Early stabilization of human posture after a sudden disturbance: influence of rate and amplitude of displacement.

The functional role of short-, medium- and long-latency responses for the maintenance of upright posture was investigated in twenty healthy subjects standing on a platform which could be rotated in pitch around the subject's ankle joints. Tilting the platform toe-up evokes a stretch reflex in the triceps surae muscle (TS, latency 55-65 ms) and at higher speeds and amplitudes of platform displacement a medium-latency response (latency 108-123 ms). Both responses functionally destabilize posture, since they enforce the induced backward displacement of the body.

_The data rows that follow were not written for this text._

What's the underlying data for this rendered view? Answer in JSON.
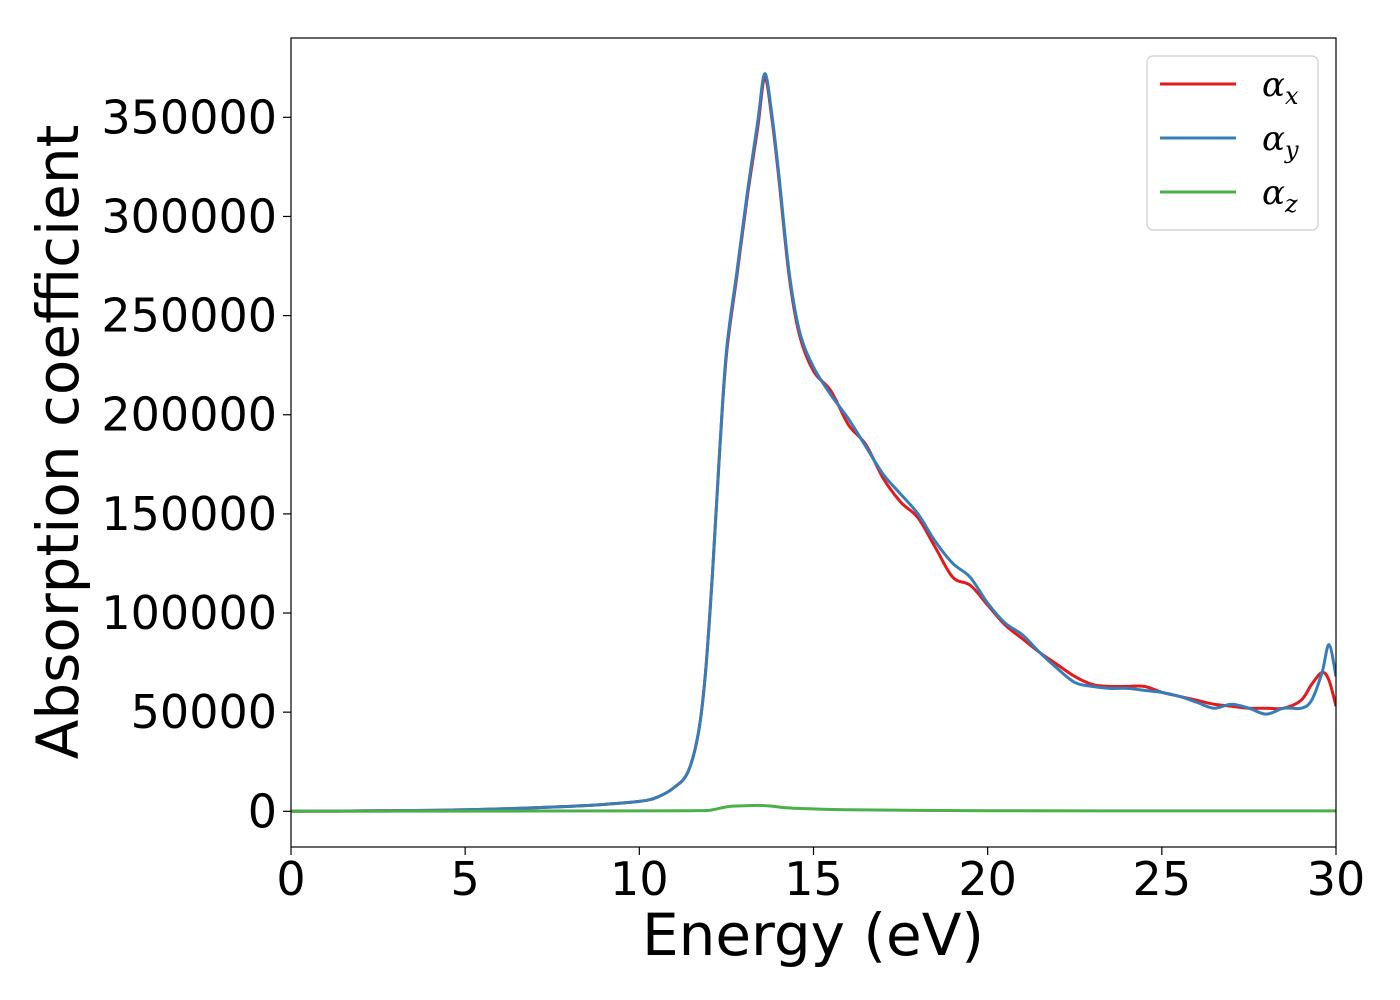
{
  "chart_data": {
    "type": "line",
    "title": "",
    "xlabel": "Energy (eV)",
    "ylabel": "Absorption coefficient",
    "xlim": [
      0,
      30
    ],
    "ylim": [
      -18000,
      390000
    ],
    "xticks": [
      0,
      5,
      10,
      15,
      20,
      25,
      30
    ],
    "yticks": [
      0,
      50000,
      100000,
      150000,
      200000,
      250000,
      300000,
      350000
    ],
    "grid": false,
    "legend_position": "top-right",
    "series": [
      {
        "name": "αx",
        "legend_symbol": "α",
        "legend_subscript": "x",
        "color": "#e41a1c",
        "x": [
          0,
          2,
          4,
          6,
          8,
          9,
          10,
          10.5,
          11,
          11.4,
          11.7,
          11.9,
          12.1,
          12.3,
          12.5,
          12.8,
          13.1,
          13.4,
          13.6,
          13.8,
          14.0,
          14.3,
          14.6,
          15.0,
          15.5,
          16.0,
          16.5,
          17.0,
          17.5,
          18.0,
          18.5,
          19.0,
          19.5,
          20.0,
          20.5,
          21.0,
          21.5,
          22.0,
          22.5,
          23.0,
          23.5,
          24.0,
          24.5,
          25.0,
          25.5,
          26.0,
          26.5,
          27.0,
          27.5,
          28.0,
          28.5,
          29.0,
          29.3,
          29.6,
          29.8,
          30.0
        ],
        "values": [
          0,
          200,
          500,
          1200,
          2500,
          3500,
          5000,
          7000,
          12000,
          20000,
          40000,
          70000,
          120000,
          180000,
          230000,
          270000,
          310000,
          345000,
          370000,
          350000,
          320000,
          270000,
          240000,
          222000,
          212000,
          195000,
          185000,
          168000,
          156000,
          148000,
          133000,
          118000,
          114000,
          104000,
          94000,
          87000,
          80000,
          74000,
          68000,
          64000,
          63000,
          63000,
          63000,
          60000,
          58000,
          56000,
          54000,
          53000,
          52000,
          52000,
          52000,
          56000,
          64000,
          70000,
          66000,
          53000
        ]
      },
      {
        "name": "αy",
        "legend_symbol": "α",
        "legend_subscript": "y",
        "color": "#377eb8",
        "x": [
          0,
          2,
          4,
          6,
          8,
          9,
          10,
          10.5,
          11,
          11.4,
          11.7,
          11.9,
          12.1,
          12.3,
          12.5,
          12.8,
          13.1,
          13.4,
          13.6,
          13.8,
          14.0,
          14.3,
          14.6,
          15.0,
          15.5,
          16.0,
          16.5,
          17.0,
          17.5,
          18.0,
          18.5,
          19.0,
          19.5,
          20.0,
          20.5,
          21.0,
          21.5,
          22.0,
          22.5,
          23.0,
          23.5,
          24.0,
          24.5,
          25.0,
          25.5,
          26.0,
          26.5,
          27.0,
          27.5,
          28.0,
          28.5,
          29.0,
          29.3,
          29.6,
          29.8,
          30.0
        ],
        "values": [
          0,
          200,
          500,
          1200,
          2500,
          3500,
          5000,
          7000,
          12000,
          20000,
          40000,
          70000,
          120000,
          180000,
          232000,
          272000,
          312000,
          348000,
          372000,
          352000,
          322000,
          272000,
          242000,
          224000,
          210000,
          198000,
          184000,
          170000,
          160000,
          150000,
          136000,
          125000,
          118000,
          105000,
          95000,
          89000,
          80000,
          72000,
          65000,
          63000,
          62000,
          62000,
          61000,
          60000,
          58000,
          55000,
          52000,
          54000,
          52000,
          49000,
          52000,
          52000,
          56000,
          70000,
          84000,
          68000
        ]
      },
      {
        "name": "αz",
        "legend_symbol": "α",
        "legend_subscript": "z",
        "color": "#4daf4a",
        "x": [
          0,
          5,
          10,
          11.5,
          12.0,
          12.3,
          12.6,
          13.0,
          13.4,
          13.8,
          14.2,
          15.0,
          16.0,
          18.0,
          20.0,
          25.0,
          30.0
        ],
        "values": [
          0,
          100,
          200,
          300,
          500,
          1500,
          2500,
          2800,
          3000,
          2600,
          1800,
          1200,
          800,
          500,
          300,
          200,
          200
        ]
      }
    ]
  }
}
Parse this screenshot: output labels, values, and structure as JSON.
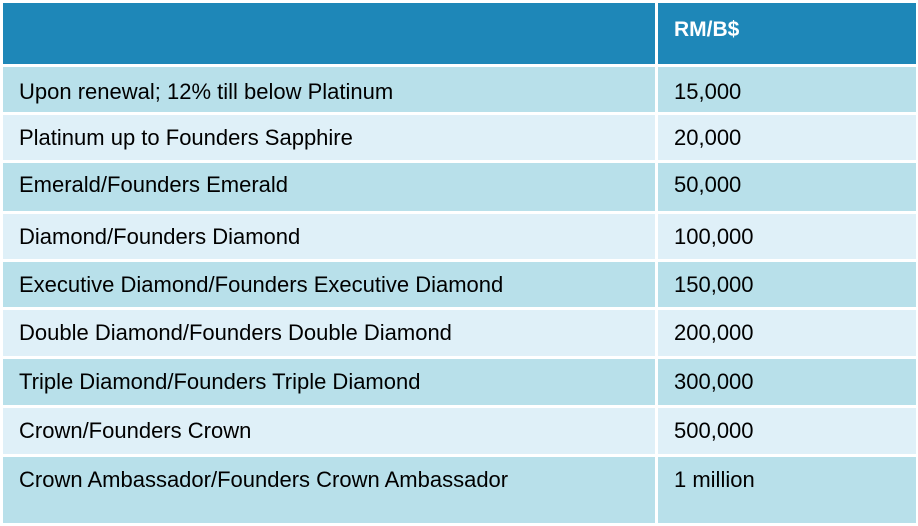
{
  "header": {
    "col1": "",
    "col2": "RM/B$"
  },
  "rows": [
    {
      "tier": "Upon renewal; 12% till below Platinum",
      "amount": "15,000"
    },
    {
      "tier": "Platinum up to Founders Sapphire",
      "amount": "20,000"
    },
    {
      "tier": "Emerald/Founders Emerald",
      "amount": "50,000"
    },
    {
      "tier": "Diamond/Founders Diamond",
      "amount": "100,000"
    },
    {
      "tier": "Executive Diamond/Founders Executive Diamond",
      "amount": "150,000"
    },
    {
      "tier": "Double Diamond/Founders Double Diamond",
      "amount": "200,000"
    },
    {
      "tier": "Triple Diamond/Founders Triple Diamond",
      "amount": "300,000"
    },
    {
      "tier": "Crown/Founders Crown",
      "amount": "500,000"
    },
    {
      "tier": "Crown Ambassador/Founders Crown Ambassador",
      "amount": "1 million"
    }
  ],
  "colors": {
    "header": "#1e87b8",
    "row_dark": "#b8e0ea",
    "row_light": "#dff0f8",
    "header_text": "#ffffff"
  }
}
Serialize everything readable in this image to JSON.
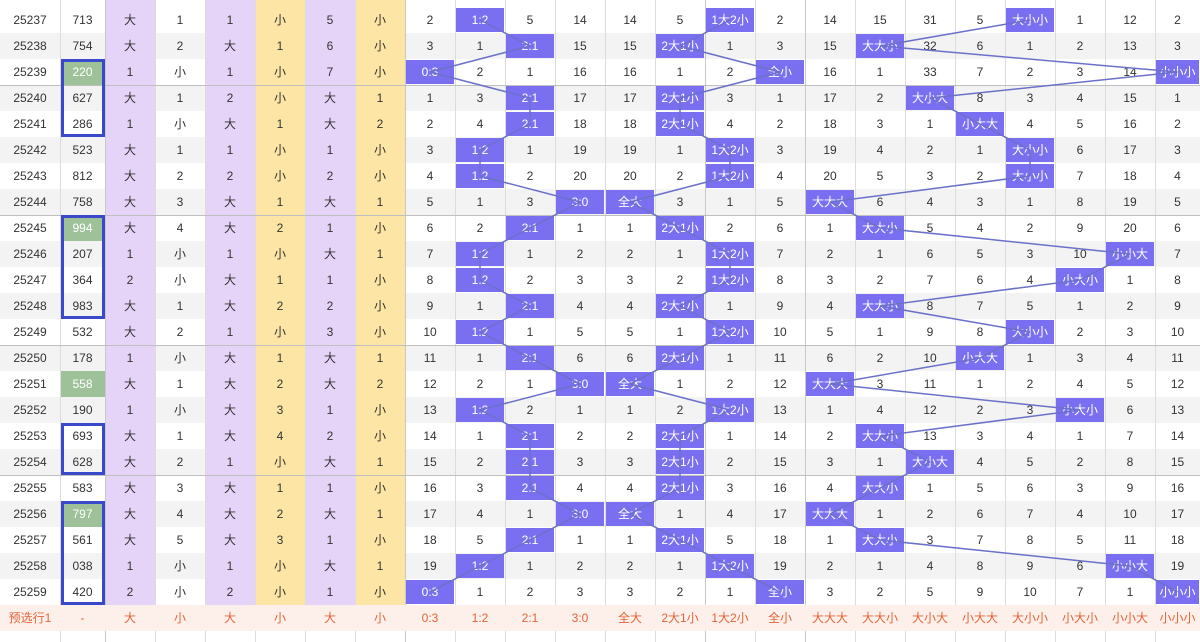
{
  "colors": {
    "purple_fill": "#e5d4f7",
    "yellow_fill": "#fde5a5",
    "green_fill": "#9ec19a",
    "blue_hl": "#7a6ff0",
    "line_color": "#6b71c9",
    "box_color": "#3a49c9",
    "bottom_text": "#e2643a"
  },
  "rows": [
    {
      "issue": "25237",
      "num": "713",
      "c": [
        "大",
        "1",
        "1",
        "小",
        "5",
        "小",
        "2",
        "1:2",
        "5",
        "14",
        "14",
        "5",
        "1大2小",
        "2",
        "14",
        "15",
        "31",
        "5",
        "大小小",
        "1",
        "12",
        "2"
      ],
      "hl": [
        7,
        12,
        18
      ]
    },
    {
      "issue": "25238",
      "num": "754",
      "c": [
        "大",
        "2",
        "大",
        "1",
        "6",
        "小",
        "3",
        "1",
        "2:1",
        "15",
        "15",
        "2大1小",
        "1",
        "3",
        "15",
        "大大小",
        "32",
        "6",
        "1",
        "2",
        "13",
        "3"
      ],
      "hl": [
        8,
        11,
        15
      ]
    },
    {
      "issue": "25239",
      "num": "220",
      "c": [
        "1",
        "小",
        "1",
        "小",
        "7",
        "小",
        "0:3",
        "2",
        "1",
        "16",
        "16",
        "1",
        "2",
        "全小",
        "16",
        "1",
        "33",
        "7",
        "2",
        "3",
        "14",
        "小小小"
      ],
      "hl": [
        6,
        13,
        21
      ]
    },
    {
      "issue": "25240",
      "num": "627",
      "c": [
        "大",
        "1",
        "2",
        "小",
        "大",
        "1",
        "1",
        "3",
        "2:1",
        "17",
        "17",
        "2大1小",
        "3",
        "1",
        "17",
        "2",
        "大小大",
        "8",
        "3",
        "4",
        "15",
        "1"
      ],
      "hl": [
        8,
        11,
        16
      ]
    },
    {
      "issue": "25241",
      "num": "286",
      "c": [
        "1",
        "小",
        "大",
        "1",
        "大",
        "2",
        "2",
        "4",
        "2:1",
        "18",
        "18",
        "2大1小",
        "4",
        "2",
        "18",
        "3",
        "1",
        "小大大",
        "4",
        "5",
        "16",
        "2"
      ],
      "hl": [
        8,
        11,
        17
      ]
    },
    {
      "issue": "25242",
      "num": "523",
      "c": [
        "大",
        "1",
        "1",
        "小",
        "1",
        "小",
        "3",
        "1:2",
        "1",
        "19",
        "19",
        "1",
        "1大2小",
        "3",
        "19",
        "4",
        "2",
        "1",
        "大小小",
        "6",
        "17",
        "3"
      ],
      "hl": [
        7,
        12,
        18
      ]
    },
    {
      "issue": "25243",
      "num": "812",
      "c": [
        "大",
        "2",
        "2",
        "小",
        "2",
        "小",
        "4",
        "1:2",
        "2",
        "20",
        "20",
        "2",
        "1大2小",
        "4",
        "20",
        "5",
        "3",
        "2",
        "大小小",
        "7",
        "18",
        "4"
      ],
      "hl": [
        7,
        12,
        18
      ]
    },
    {
      "issue": "25244",
      "num": "758",
      "c": [
        "大",
        "3",
        "大",
        "1",
        "大",
        "1",
        "5",
        "1",
        "3",
        "3:0",
        "全大",
        "3",
        "1",
        "5",
        "大大大",
        "6",
        "4",
        "3",
        "1",
        "8",
        "19",
        "5"
      ],
      "hl": [
        9,
        10,
        14
      ]
    },
    {
      "issue": "25245",
      "num": "994",
      "c": [
        "大",
        "4",
        "大",
        "2",
        "1",
        "小",
        "6",
        "2",
        "2:1",
        "1",
        "1",
        "2大1小",
        "2",
        "6",
        "1",
        "大大小",
        "5",
        "4",
        "2",
        "9",
        "20",
        "6"
      ],
      "hl": [
        8,
        11,
        15
      ]
    },
    {
      "issue": "25246",
      "num": "207",
      "c": [
        "1",
        "小",
        "1",
        "小",
        "大",
        "1",
        "7",
        "1:2",
        "1",
        "2",
        "2",
        "1",
        "1大2小",
        "7",
        "2",
        "1",
        "6",
        "5",
        "3",
        "10",
        "小小大",
        "7"
      ],
      "hl": [
        7,
        12,
        20
      ]
    },
    {
      "issue": "25247",
      "num": "364",
      "c": [
        "2",
        "小",
        "大",
        "1",
        "1",
        "小",
        "8",
        "1:2",
        "2",
        "3",
        "3",
        "2",
        "1大2小",
        "8",
        "3",
        "2",
        "7",
        "6",
        "4",
        "小大小",
        "1",
        "8"
      ],
      "hl": [
        7,
        12,
        19
      ]
    },
    {
      "issue": "25248",
      "num": "983",
      "c": [
        "大",
        "1",
        "大",
        "2",
        "2",
        "小",
        "9",
        "1",
        "2:1",
        "4",
        "4",
        "2大1小",
        "1",
        "9",
        "4",
        "大大小",
        "8",
        "7",
        "5",
        "1",
        "2",
        "9"
      ],
      "hl": [
        8,
        11,
        15
      ]
    },
    {
      "issue": "25249",
      "num": "532",
      "c": [
        "大",
        "2",
        "1",
        "小",
        "3",
        "小",
        "10",
        "1:2",
        "1",
        "5",
        "5",
        "1",
        "1大2小",
        "10",
        "5",
        "1",
        "9",
        "8",
        "大小小",
        "2",
        "3",
        "10"
      ],
      "hl": [
        7,
        12,
        18
      ]
    },
    {
      "issue": "25250",
      "num": "178",
      "c": [
        "1",
        "小",
        "大",
        "1",
        "大",
        "1",
        "11",
        "1",
        "2:1",
        "6",
        "6",
        "2大1小",
        "1",
        "11",
        "6",
        "2",
        "10",
        "小大大",
        "1",
        "3",
        "4",
        "11"
      ],
      "hl": [
        8,
        11,
        17
      ]
    },
    {
      "issue": "25251",
      "num": "558",
      "c": [
        "大",
        "1",
        "大",
        "2",
        "大",
        "2",
        "12",
        "2",
        "1",
        "3:0",
        "全大",
        "1",
        "2",
        "12",
        "大大大",
        "3",
        "11",
        "1",
        "2",
        "4",
        "5",
        "12"
      ],
      "hl": [
        9,
        10,
        14
      ]
    },
    {
      "issue": "25252",
      "num": "190",
      "c": [
        "1",
        "小",
        "大",
        "3",
        "1",
        "小",
        "13",
        "1:2",
        "2",
        "1",
        "1",
        "2",
        "1大2小",
        "13",
        "1",
        "4",
        "12",
        "2",
        "3",
        "小大小",
        "6",
        "13"
      ],
      "hl": [
        7,
        12,
        19
      ]
    },
    {
      "issue": "25253",
      "num": "693",
      "c": [
        "大",
        "1",
        "大",
        "4",
        "2",
        "小",
        "14",
        "1",
        "2:1",
        "2",
        "2",
        "2大1小",
        "1",
        "14",
        "2",
        "大大小",
        "13",
        "3",
        "4",
        "1",
        "7",
        "14"
      ],
      "hl": [
        8,
        11,
        15
      ]
    },
    {
      "issue": "25254",
      "num": "628",
      "c": [
        "大",
        "2",
        "1",
        "小",
        "大",
        "1",
        "15",
        "2",
        "2:1",
        "3",
        "3",
        "2大1小",
        "2",
        "15",
        "3",
        "1",
        "大小大",
        "4",
        "5",
        "2",
        "8",
        "15"
      ],
      "hl": [
        8,
        11,
        16
      ]
    },
    {
      "issue": "25255",
      "num": "583",
      "c": [
        "大",
        "3",
        "大",
        "1",
        "1",
        "小",
        "16",
        "3",
        "2:1",
        "4",
        "4",
        "2大1小",
        "3",
        "16",
        "4",
        "大大小",
        "1",
        "5",
        "6",
        "3",
        "9",
        "16"
      ],
      "hl": [
        8,
        11,
        15
      ]
    },
    {
      "issue": "25256",
      "num": "797",
      "c": [
        "大",
        "4",
        "大",
        "2",
        "大",
        "1",
        "17",
        "4",
        "1",
        "3:0",
        "全大",
        "1",
        "4",
        "17",
        "大大大",
        "1",
        "2",
        "6",
        "7",
        "4",
        "10",
        "17"
      ],
      "hl": [
        9,
        10,
        14
      ]
    },
    {
      "issue": "25257",
      "num": "561",
      "c": [
        "大",
        "5",
        "大",
        "3",
        "1",
        "小",
        "18",
        "5",
        "2:1",
        "1",
        "1",
        "2大1小",
        "5",
        "18",
        "1",
        "大大小",
        "3",
        "7",
        "8",
        "5",
        "11",
        "18"
      ],
      "hl": [
        8,
        11,
        15
      ]
    },
    {
      "issue": "25258",
      "num": "038",
      "c": [
        "1",
        "小",
        "1",
        "小",
        "大",
        "1",
        "19",
        "1:2",
        "1",
        "2",
        "2",
        "1",
        "1大2小",
        "19",
        "2",
        "1",
        "4",
        "8",
        "9",
        "6",
        "小小大",
        "19"
      ],
      "hl": [
        7,
        12,
        20
      ]
    },
    {
      "issue": "25259",
      "num": "420",
      "c": [
        "2",
        "小",
        "2",
        "小",
        "1",
        "小",
        "0:3",
        "1",
        "2",
        "3",
        "3",
        "2",
        "1",
        "全小",
        "3",
        "2",
        "5",
        "9",
        "10",
        "7",
        "1",
        "小小小"
      ],
      "hl": [
        6,
        13,
        21
      ]
    }
  ],
  "green_rows": [
    2,
    8,
    14,
    19
  ],
  "bottom": {
    "label": "预选行1",
    "num": "-",
    "cells": [
      "大",
      "小",
      "大",
      "小",
      "大",
      "小",
      "0:3",
      "1:2",
      "2:1",
      "3:0",
      "全大",
      "2大1小",
      "1大2小",
      "全小",
      "大大大",
      "大大小",
      "大小大",
      "小大大",
      "大小小",
      "小大小",
      "小小大",
      "小小小"
    ]
  }
}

Compensation of body displacement in this situation is achieved by a long-latency EMG response in the anterior tibial muscle (TA 130-145 ms). Platform movement toe-down elicits a rather small medium-latency response in TA (103-118 ms), but no short-latency response. A late compensatory response occurs in the triceps surae muscle (latency 139-170 ms). The mean latency of the late antagonistic EMG response was significantly shorter than that of a voluntary movement triggered by a somatosensory stimulus. Integrals of rectified EMG responses from the two muscles were linearly related to the amplitude and to a smaller degree to the velocity of platform displacement. The slope of this function (gain) varied depending on the direction of ankle displacement and the functional importance of the subsequent EMG responses. Destabilizing short- and medium-latency responses of the stretched muscle had a lower gain relative to amplitude than the late stabilizing response of the antagonist. This functionally adaptive modulation of gain was not seen in relation to the rate of platform displacement.